Personal information
- Full name: Michael Bruun Pedersen
- Born: 8 October 1970 (age 55) Skive, Denmark
- Nationality: Danish
- Height: 200 cm (6 ft 7 in)
- Playing position: Goalkeeper

Club information
- Current club: Denmark (goalkeeping coach)

Senior clubs
- Years: Team
- 0000–2000: Tvis KFUM
- 2000–2002: Team Tvis Holstebro
- 2002–2005: Bjerringbro FH
- 2005–2011: Team Tvis Holstebro
- 2011–2012: Mors-Thy Håndbold

National team
- Years: Team / Apps / (Gls)
- 1999–2008: Denmark / 92 / (0)

Teams managed
- 2012–2017: Team Tvis Holstebro (assistant coach)
- 2016–2017: Team Esbjerg (gk coach)
- 2015–2017: Team Tvis Holstebro (gk coach)
- 2018–2020: Randers HK (gk coach)
- 2018–: Denmark (gk coach)
- 2020–2021: Odense Håndbold (gk coach)
- 2021–2024: SG Flensburg-Handewitt (gk coach)
- 2024–: Aalborg Håndbold (gk coach)

Medal record
European Championship
| Bronze medal – third place | 2002 Sweden |  |

= Michael Bruun =

Danish handball player (born 1970)

Michael Bruun Pedersen (born 8 October 1970) is a Danish handballer and current handball coach. Bruun has made 92 appearances for the Danish national handball team, most notably participating in the 2002 European Men's Handball Championship, in which he won the bronze medal with the Danish team.

==Playing career==
He was the goalkeeper of Danish Handball League side Team Tvis Holstebro twice from 2000-2002 and again from 2005-2011. In 2009 he won the Danish Cup with the club.

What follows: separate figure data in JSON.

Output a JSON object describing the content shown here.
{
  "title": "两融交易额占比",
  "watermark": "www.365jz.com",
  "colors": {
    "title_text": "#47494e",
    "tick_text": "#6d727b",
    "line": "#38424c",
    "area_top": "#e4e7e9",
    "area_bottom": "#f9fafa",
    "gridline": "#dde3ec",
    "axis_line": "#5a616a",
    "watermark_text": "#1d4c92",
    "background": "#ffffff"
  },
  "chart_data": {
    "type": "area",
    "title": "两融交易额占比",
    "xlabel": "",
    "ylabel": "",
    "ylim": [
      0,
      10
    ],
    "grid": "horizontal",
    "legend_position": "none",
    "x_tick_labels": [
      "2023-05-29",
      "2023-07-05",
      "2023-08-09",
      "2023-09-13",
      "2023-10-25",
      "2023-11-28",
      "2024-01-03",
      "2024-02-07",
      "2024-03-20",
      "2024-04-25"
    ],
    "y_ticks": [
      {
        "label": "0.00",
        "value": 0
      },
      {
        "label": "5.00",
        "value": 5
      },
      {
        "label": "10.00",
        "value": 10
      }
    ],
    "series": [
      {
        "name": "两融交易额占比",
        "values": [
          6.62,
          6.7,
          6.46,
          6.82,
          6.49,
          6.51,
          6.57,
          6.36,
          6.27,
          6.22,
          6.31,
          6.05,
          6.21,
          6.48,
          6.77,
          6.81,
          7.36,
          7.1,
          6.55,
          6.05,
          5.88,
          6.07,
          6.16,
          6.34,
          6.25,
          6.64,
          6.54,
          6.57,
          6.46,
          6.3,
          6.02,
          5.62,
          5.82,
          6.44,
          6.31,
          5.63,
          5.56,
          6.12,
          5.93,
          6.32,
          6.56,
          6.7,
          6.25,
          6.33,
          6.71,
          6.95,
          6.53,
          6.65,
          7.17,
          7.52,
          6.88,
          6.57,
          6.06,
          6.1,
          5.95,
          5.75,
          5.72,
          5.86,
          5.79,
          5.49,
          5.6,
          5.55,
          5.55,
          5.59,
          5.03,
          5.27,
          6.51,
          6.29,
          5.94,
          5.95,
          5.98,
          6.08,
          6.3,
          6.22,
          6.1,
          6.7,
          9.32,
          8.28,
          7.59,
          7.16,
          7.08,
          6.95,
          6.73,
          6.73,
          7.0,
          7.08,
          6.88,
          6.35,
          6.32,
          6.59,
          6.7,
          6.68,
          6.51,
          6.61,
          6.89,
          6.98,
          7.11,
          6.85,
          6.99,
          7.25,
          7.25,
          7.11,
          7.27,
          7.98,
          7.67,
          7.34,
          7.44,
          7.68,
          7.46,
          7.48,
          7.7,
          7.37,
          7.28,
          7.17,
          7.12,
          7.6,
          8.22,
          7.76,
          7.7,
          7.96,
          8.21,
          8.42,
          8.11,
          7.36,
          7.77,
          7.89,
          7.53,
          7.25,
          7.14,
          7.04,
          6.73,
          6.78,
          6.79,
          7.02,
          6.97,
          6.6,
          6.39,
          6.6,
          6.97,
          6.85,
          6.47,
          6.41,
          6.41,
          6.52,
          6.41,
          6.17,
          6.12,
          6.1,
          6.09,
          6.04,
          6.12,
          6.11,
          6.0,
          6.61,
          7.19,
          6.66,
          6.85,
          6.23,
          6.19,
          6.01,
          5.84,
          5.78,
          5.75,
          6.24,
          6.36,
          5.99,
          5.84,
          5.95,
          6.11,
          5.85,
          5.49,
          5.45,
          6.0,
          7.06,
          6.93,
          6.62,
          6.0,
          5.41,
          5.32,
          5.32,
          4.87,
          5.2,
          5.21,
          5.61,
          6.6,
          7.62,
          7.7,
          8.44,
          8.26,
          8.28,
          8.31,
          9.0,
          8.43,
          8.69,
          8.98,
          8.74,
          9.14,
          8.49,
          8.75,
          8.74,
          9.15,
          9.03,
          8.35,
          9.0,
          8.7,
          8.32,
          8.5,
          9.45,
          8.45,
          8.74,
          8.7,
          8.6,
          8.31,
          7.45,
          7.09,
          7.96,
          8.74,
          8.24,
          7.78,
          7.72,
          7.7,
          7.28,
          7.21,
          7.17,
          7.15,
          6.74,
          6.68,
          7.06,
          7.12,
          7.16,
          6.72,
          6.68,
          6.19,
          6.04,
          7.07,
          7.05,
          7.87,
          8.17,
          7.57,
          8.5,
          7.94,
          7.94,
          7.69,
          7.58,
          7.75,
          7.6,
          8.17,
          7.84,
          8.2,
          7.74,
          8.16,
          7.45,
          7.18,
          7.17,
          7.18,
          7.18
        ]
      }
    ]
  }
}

Otherwise he played for Bjerringbro FH between 2002 and 2005 and at Mors-Thy Håndbold in 2011-12. He retired in 2012 at the age of 41.

==Coaching career==
After his retirement from playing handball, he became the assistant coach at Team Tvis Holstebro where he was until 2017. Since then he has acted as goalkeeping coach for numerous Danish clubs as well as the Denmark Women's national team since 2018.

In 2021 he became the goalkeeping coach of the German club SG Flensburg Handewitt. In the summer 2024 he left Flensburg-Handewitt and became returned to Denmark to become the goalkeeping coach at Aalborg Håndbold.